La guerre qui couve derrière les bains

La poule aux œufs d’or est-elle menacée? Le complexe des bains, qui a fait la réputation de Vals, est victime d’un conflit juridique depuis sa vente en 2012. Les bains et l’hôtel, qui appartenaient à la commune, ont été cédés à l’investisseur grison Remo Stoffel pour 1,7 million de francs. «La commune n’avait plus les moyens d’assurer leur développement», explique la municipalité. En contrepartie, Remo Stoffel s’est engagé à investir dans la réfection de l’hôtel – il dit avoir versé près de 50 millions de francs. Il a aussi promis, mais non encore payé, 6 millions de francs pour ériger une salle polyvalente.

Pour plusieurs habitants de Vals, cette vente du joyau communal est entachée d’irrégularités. Au moins trois plaintes ont été déposées par des villageois qui contestent la version officielle, allant même jusqu’à parler d’un cas de «corruption».

«Nous ne croyons pas que les caisses étaient vides, les bains connaissaient un tel succès. En 2012, l’entreprise communale avait déclaré un capital propre de 9,6 millions et un cash-flow de 3 millions», argumente Peter Schmid, ancien président de la construction des thermes et porte-parole des «Habitants de Vals inquiets». Le groupe de 14 villageois a déposé un recours à la suite de l’assemblée communale du 9 mars 2012, qui a élu le projet de Remo Stoffel au détriment de celui de Peter Zumthor.

Cette vente aurait été préparée en secret et violerait donc la loi sur les marchés publics, estiment-ils. Pour preuve: un accord conclu en avril 2011 entre le conseil d’administration des bains et Remo Stoffel. Ce contrat «inclut une «pénalité» de 500 000 francs si Remo Stoffel n’obtient pas le deal, dénoncent-ils. Il n’y avait aucun appel d’offres public, pas d’évaluation réaliste du prix ni des réserves cachées.»

Le groupe soupçonne par ailleurs Remo Stoffel «de ne pas respecter ses engagements lors de la vente et de ne pas investir les sommes promises.»

Leur plainte a été rejetée par le tribunal cantonal et fédéral pour des questions de procédure: le délai de dix jours était écoulé et les plaignants n’avaient pas la capacité d’agir. Mais les juges ne se sont pas prononcés sur la question de fond.

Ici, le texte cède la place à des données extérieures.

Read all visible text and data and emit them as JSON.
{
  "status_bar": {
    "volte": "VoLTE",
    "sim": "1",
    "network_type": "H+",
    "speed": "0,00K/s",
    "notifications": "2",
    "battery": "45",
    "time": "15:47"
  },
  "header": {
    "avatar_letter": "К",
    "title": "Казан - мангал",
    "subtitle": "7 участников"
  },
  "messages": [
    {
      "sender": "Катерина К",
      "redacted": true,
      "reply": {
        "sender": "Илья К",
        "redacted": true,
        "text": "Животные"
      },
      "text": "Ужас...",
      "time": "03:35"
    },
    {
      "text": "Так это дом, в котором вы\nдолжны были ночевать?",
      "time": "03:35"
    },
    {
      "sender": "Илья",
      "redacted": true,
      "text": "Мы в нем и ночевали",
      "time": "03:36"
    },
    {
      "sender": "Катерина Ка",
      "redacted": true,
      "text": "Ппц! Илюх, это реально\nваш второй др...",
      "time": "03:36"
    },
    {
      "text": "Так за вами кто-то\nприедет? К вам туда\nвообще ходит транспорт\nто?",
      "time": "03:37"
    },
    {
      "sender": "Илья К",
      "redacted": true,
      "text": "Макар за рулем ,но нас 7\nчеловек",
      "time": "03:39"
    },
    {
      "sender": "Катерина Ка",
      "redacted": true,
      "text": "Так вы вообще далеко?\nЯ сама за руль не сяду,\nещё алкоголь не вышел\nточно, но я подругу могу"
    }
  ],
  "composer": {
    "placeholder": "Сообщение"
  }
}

La deuxième action en justice émane de Marcel Meyer, un habitant de Vals qui avait rejoint la commission de surveillance des bains en 2012. L’entrepreneur a porté plainte pour déni du droit d’information. Il estime ne jamais avoir reçu de réponses satisfaisantes quant à l’état financier du complexe au moment de la vente. «Quels étaient les fonds propres véritables et les réserves cachées? […] Que le propriétaire – c’est-à-dire la municipalité de Vals – n’ait pas eu connaissance de la valeur effective de la société est intenable», dénonce-t-il dans une lettre adressée à la commune.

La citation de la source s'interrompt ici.